As someone who works on environment and energy issues at an American think tank, I think we need to do a much better job engaging scientists. There’s a big gap between the natural/physical sciences and public policy. Sometimes it seems like scientists and policymakers or in my case, those seeking to inform policy-making, speak completely different languages. While it may seem overly ambitious, I would love to see more prominent natural and physical scientists do a short research-policy fellowships at think tanks. Of course, for this to happen there would need to be the right incentives in place financially and professionally. A program that I think that tries to get at bridging science and policy is the AAAS fellowship which places scientists at federal agencies such as the State Department at USAID. It would be great to see a think tank version of this.

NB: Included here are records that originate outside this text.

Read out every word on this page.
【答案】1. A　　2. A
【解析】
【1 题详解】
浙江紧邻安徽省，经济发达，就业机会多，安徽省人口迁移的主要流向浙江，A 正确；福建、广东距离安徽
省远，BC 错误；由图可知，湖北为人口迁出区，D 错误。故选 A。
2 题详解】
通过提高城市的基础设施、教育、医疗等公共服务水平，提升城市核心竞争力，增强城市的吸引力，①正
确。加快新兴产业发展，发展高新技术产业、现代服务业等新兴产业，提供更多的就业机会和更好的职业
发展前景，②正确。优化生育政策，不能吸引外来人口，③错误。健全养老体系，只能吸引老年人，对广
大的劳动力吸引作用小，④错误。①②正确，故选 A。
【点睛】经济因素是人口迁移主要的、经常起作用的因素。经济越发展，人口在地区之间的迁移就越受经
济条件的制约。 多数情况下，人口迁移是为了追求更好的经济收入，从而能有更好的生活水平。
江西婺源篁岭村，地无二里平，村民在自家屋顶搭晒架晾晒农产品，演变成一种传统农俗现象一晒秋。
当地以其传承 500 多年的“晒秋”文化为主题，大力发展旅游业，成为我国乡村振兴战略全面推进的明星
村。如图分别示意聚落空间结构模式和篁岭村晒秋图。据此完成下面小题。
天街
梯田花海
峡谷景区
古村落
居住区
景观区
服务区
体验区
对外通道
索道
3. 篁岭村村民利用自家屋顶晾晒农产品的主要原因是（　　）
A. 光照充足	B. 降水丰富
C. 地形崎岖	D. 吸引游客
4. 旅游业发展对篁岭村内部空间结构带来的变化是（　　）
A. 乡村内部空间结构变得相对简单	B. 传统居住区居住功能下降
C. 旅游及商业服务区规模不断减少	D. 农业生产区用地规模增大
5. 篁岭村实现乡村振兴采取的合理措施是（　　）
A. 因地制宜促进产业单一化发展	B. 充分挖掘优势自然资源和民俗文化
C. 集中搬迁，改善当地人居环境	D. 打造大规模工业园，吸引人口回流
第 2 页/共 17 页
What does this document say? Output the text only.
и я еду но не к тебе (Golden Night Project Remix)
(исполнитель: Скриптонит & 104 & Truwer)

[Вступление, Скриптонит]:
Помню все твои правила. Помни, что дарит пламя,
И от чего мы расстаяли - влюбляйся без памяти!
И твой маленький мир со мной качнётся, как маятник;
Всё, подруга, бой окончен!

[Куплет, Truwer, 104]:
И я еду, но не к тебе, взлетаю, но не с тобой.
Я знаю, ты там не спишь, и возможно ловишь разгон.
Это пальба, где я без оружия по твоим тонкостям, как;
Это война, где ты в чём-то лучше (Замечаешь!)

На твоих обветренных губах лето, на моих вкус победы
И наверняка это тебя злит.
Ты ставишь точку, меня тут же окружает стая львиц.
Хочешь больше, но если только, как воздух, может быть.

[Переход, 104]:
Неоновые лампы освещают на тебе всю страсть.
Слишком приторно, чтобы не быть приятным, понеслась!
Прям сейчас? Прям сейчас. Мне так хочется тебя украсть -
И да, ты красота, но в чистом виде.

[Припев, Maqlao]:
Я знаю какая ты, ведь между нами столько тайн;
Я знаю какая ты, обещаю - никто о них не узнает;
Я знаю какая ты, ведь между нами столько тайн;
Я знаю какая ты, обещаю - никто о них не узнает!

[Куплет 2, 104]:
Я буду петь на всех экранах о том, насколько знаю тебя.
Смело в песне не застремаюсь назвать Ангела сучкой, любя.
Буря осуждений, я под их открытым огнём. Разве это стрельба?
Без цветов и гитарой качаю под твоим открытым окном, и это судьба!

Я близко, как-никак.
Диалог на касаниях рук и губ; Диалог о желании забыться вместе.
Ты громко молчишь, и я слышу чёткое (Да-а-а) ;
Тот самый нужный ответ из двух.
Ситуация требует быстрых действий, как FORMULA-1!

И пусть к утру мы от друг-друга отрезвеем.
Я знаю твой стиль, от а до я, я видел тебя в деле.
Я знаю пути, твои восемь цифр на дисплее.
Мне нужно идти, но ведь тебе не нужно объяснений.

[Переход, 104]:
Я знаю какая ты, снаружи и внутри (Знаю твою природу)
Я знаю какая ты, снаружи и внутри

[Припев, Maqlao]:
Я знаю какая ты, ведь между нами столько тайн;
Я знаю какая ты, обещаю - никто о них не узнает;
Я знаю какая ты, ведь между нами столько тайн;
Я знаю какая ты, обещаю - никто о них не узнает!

MH & JS: Being Chinese-American and having worked extensively on China’s environmental, food and public health issues, how would you describe your position and experience in a program like GGF?
SS: Participating in GGF has been an incredible learning experience. As a Chinese-American, I sometimes feel caught between being the “American” and the “Chinese,” which fuels my interest in intercultural communication. Increasingly, the global community faces looming threats – such as cyber warfare and climate change – that render geographic boundary lines feckless. Thus tackling these global governance challenges requires navigating diplomatically with multi-stakeholders from many different countries and cultures. .
GGF has given me a taste of how difficult it can be to form international consensus – each country has its own, unique geopolitical concerns and sociocultural contexts. History matters. It impacts a nation’s psyche through which its citizens interpret the world.
It is great to build knowledge networks and friendships with people from China, India, Germany, Japan, and other Americans. And while it has been a great learning experience, we are also having fun along the way. I am so excited to be able to travel to the home countries of those in our working group and also to have them come to Washington DC. There’s something about traveling in a country which helps you better understand the various factors that influence that country’s perspective on an issue. GGF is a unique program like no other.
Susan Chan Shifflett is program associate at the Woodrow Wilson Center’s China Environment Forum (CEF) and a Global Governance Futures 2025 fellow. The views expressed are those of the interviewees and do not necessarily represent the views of, and should not be attributed to, the Woodrow Wilson Center’s China Environment Forum.